With regards to being more family-friendly and safer -- there may be some truth here. Charters are assessed as part of their charter on how they will increase neighborhood and parent involvement. Also, charter families tend to be at least slightly concerned about the quality and safety of their child's schools. The exceptions for this are the district take-over schools like Locke, Jordan, Camino Real and Palisades. These schools are forced to accept whatever child lives in their district area just like any district school. Here, the improvements in safety and family involvement are generally due to the fact that, as a smaller organization than LAUSD, they have more riding on the safety records of these schools and therefore focus more highly on them. GreenDot has turned Locke High School into a very safe school.
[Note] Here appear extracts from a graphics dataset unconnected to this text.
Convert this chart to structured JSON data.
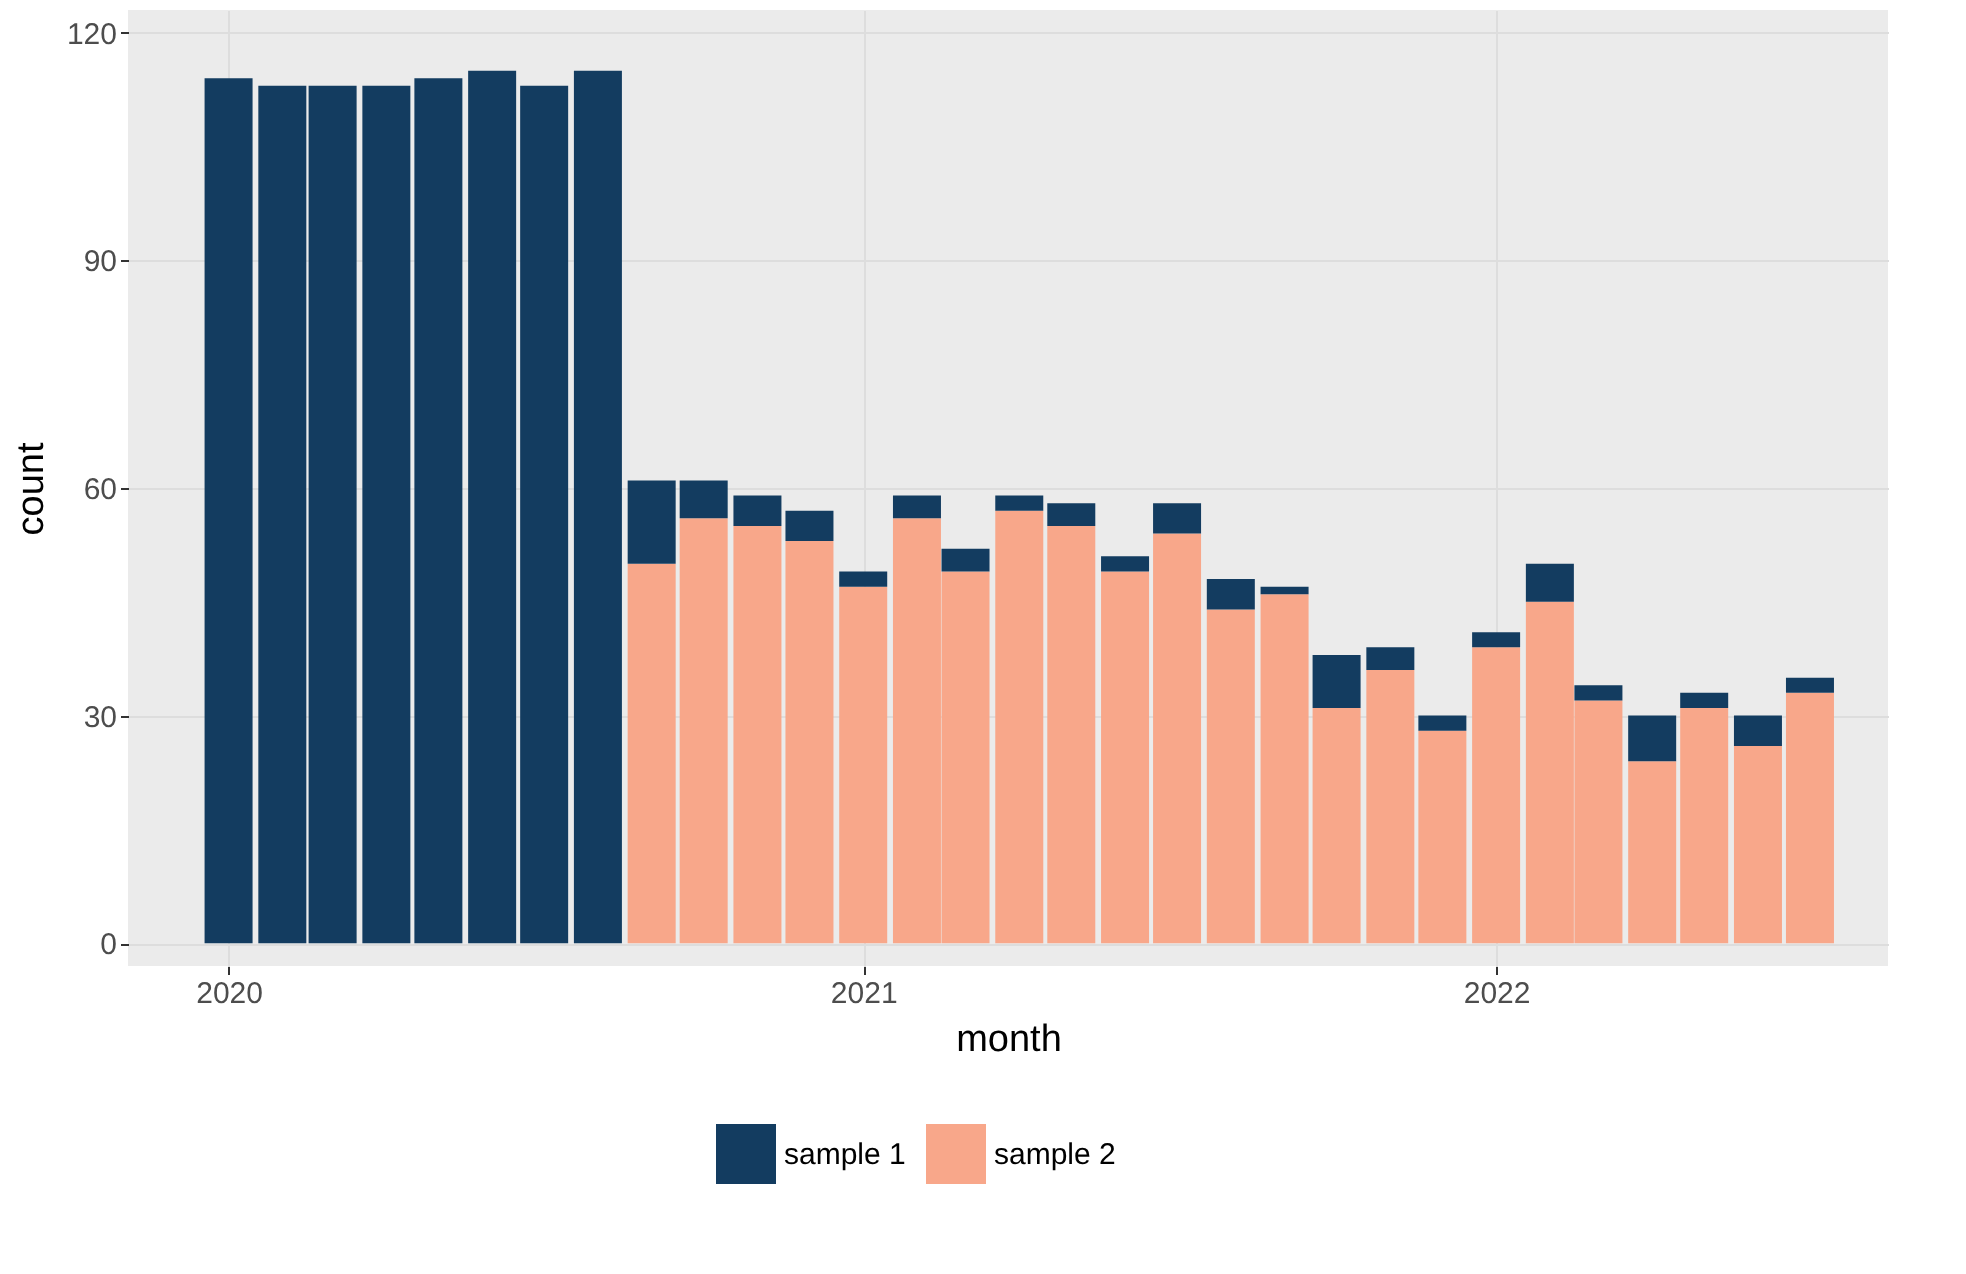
{
  "chart_data": {
    "type": "bar",
    "stacked": true,
    "xlabel": "month",
    "ylabel": "count",
    "x": [
      "2020-01",
      "2020-02",
      "2020-03",
      "2020-04",
      "2020-05",
      "2020-06",
      "2020-07",
      "2020-08",
      "2020-09",
      "2020-10",
      "2020-11",
      "2020-12",
      "2021-01",
      "2021-02",
      "2021-03",
      "2021-04",
      "2021-05",
      "2021-06",
      "2021-07",
      "2021-08",
      "2021-09",
      "2021-10",
      "2021-11",
      "2021-12",
      "2022-01",
      "2022-02",
      "2022-03",
      "2022-04",
      "2022-05",
      "2022-06",
      "2022-07"
    ],
    "series": [
      {
        "name": "sample 2",
        "color": "#f8a78a",
        "values": [
          null,
          null,
          null,
          null,
          null,
          null,
          null,
          null,
          50,
          56,
          55,
          53,
          47,
          56,
          49,
          57,
          55,
          49,
          54,
          44,
          46,
          31,
          36,
          28,
          39,
          45,
          32,
          24,
          31,
          26,
          33
        ]
      },
      {
        "name": "sample 1",
        "color": "#133c60",
        "values": [
          114,
          113,
          113,
          113,
          114,
          115,
          113,
          115,
          11,
          5,
          4,
          4,
          2,
          3,
          3,
          2,
          3,
          2,
          4,
          4,
          1,
          7,
          3,
          2,
          2,
          5,
          2,
          6,
          2,
          4,
          2
        ]
      }
    ],
    "xlim": [
      "2019-11-04",
      "2022-08-15"
    ],
    "xticks": [
      "2020",
      "2021",
      "2022"
    ],
    "ylim": [
      -3,
      123
    ],
    "yticks": [
      0,
      30,
      60,
      90,
      120
    ],
    "grid": true,
    "legend": "bottom"
  }
}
In order to do this, they have spent a considerable amount of extra money over the last four years on safety and security -- money that the district was not willing to spend.
Individual attention and opportunities are truly going to be school by school. If I had a choice between sending my child to Diamond Ranch HS, a high quality public school, or a small independent charter, I would choose Diamond Ranch unless my child was one who would benefit from being on a small campus where s/he felt known. The resources are greater at Diamond Ranch, the opportunities are better at Diamond Ranch, the systems themselves are better at Diamond Ranch and my child would be offered a consistent and high quality education.
Of course I don't live in Diamond Ranch and my kid's local high school will be Belmont. This means that I will be looking at local charter high schools and inter and intra-district transfers. It all really depends on what is available. If she got into the magnet program at the Downtown Arts High School, an LAUSD public school I would want her to go there. If not, then I would probably try to get her into Camino Nuevo or Downtown Values charter high schools.
To sum up: Charters are not the answer. Charters are an answer. There is no "The Answer," and until people stop trying to find silver-bullet style solutions to the education problems in our society, we will not make progress.